Italy’s Di Maio Stands Firm on Reforms Planned in 2019 Budget
(Bloomberg) -- Italy’s government is ready for dialog with the European Commission over the country’s budget plan for next year, yet the EU’s executive arm can’t seek to “massacre Italians” by trimming expenses aimed at boosting growth, Deputy Prime Minister Luigi Di Maio said.
“We are ready to make major cuts on wasteful spending,” Di Maio told daily Corriere della Sera in an interview. “We would also eventually be ready for safeguard clauses that would protect against deficit widening. But the big reforms of this budget law need to remain in place.”
He also repeated the government would agree to some sales of real estate, but “not the family jewels.”
The populist government on Nov. 13 maintained its 2019 goals for a 2.4 percent budget deficit and 1.5 percent growth, after the commission demanded changes due to excessive spending and overly optimistic growth estimates. The commission is now expected to say that Italy’s budget is in breach of European Union fiscal rules when it issues its opinions on euro-area draft budgets on Nov. 21.
Italy’s government coalition is in “no clash” with Europe and is determined to do the opposite of previous governments by making the country grow, increasing employment and putting “money in Italians’ pockets,” the other deputy premier Matteo Salvini said on Stasera Italia Weekend television program on Saturday.

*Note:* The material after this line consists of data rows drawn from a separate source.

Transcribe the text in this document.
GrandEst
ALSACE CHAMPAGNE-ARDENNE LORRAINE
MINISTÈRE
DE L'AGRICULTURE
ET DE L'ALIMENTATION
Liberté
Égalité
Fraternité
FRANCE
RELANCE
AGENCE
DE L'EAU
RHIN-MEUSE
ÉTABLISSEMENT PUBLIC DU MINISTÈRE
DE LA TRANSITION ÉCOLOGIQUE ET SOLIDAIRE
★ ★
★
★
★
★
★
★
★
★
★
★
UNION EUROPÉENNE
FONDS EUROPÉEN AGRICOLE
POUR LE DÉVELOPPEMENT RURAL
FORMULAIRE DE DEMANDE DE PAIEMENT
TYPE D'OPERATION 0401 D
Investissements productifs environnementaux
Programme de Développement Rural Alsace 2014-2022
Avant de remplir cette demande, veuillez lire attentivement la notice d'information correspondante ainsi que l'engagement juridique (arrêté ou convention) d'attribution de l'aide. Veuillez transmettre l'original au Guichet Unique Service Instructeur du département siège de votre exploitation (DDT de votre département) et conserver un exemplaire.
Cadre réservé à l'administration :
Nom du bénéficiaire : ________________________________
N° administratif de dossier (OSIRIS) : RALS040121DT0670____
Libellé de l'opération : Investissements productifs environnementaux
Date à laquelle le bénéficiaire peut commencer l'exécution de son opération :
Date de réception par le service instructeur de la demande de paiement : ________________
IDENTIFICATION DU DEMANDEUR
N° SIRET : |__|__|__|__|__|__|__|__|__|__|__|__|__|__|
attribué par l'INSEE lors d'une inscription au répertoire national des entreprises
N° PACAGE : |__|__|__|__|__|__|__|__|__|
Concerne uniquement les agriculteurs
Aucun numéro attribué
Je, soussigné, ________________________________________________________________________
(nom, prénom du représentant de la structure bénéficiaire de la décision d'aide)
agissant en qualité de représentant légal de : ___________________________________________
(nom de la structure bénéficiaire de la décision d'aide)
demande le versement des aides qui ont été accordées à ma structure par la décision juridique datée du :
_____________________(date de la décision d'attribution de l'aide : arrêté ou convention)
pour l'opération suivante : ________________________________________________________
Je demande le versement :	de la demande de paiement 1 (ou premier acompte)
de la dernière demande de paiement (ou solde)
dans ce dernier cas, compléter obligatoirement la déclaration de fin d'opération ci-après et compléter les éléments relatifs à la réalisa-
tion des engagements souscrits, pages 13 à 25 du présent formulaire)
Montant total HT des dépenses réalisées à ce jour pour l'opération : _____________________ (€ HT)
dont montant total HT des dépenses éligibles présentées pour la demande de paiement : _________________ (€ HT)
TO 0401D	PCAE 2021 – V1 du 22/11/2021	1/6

“We have gotten past the years of tears and blood. I am convinced that if they are in good faith in Brussels and let us work, we will be able to comment on the results together.”
Concerns expressed by European Central Bank President Mario Draghi over the widening spread between Italian and German bunds and over the size of Italian debt were “legitimate,” Di Maio said in the interview with Corriere.
Those worries were the reason for Italian officials to seek “another recipe,” he said. “With our recipe we are trying to meet Draghi’s objective: if we manage to lower debt, we’ll also manage to reassure the markets.”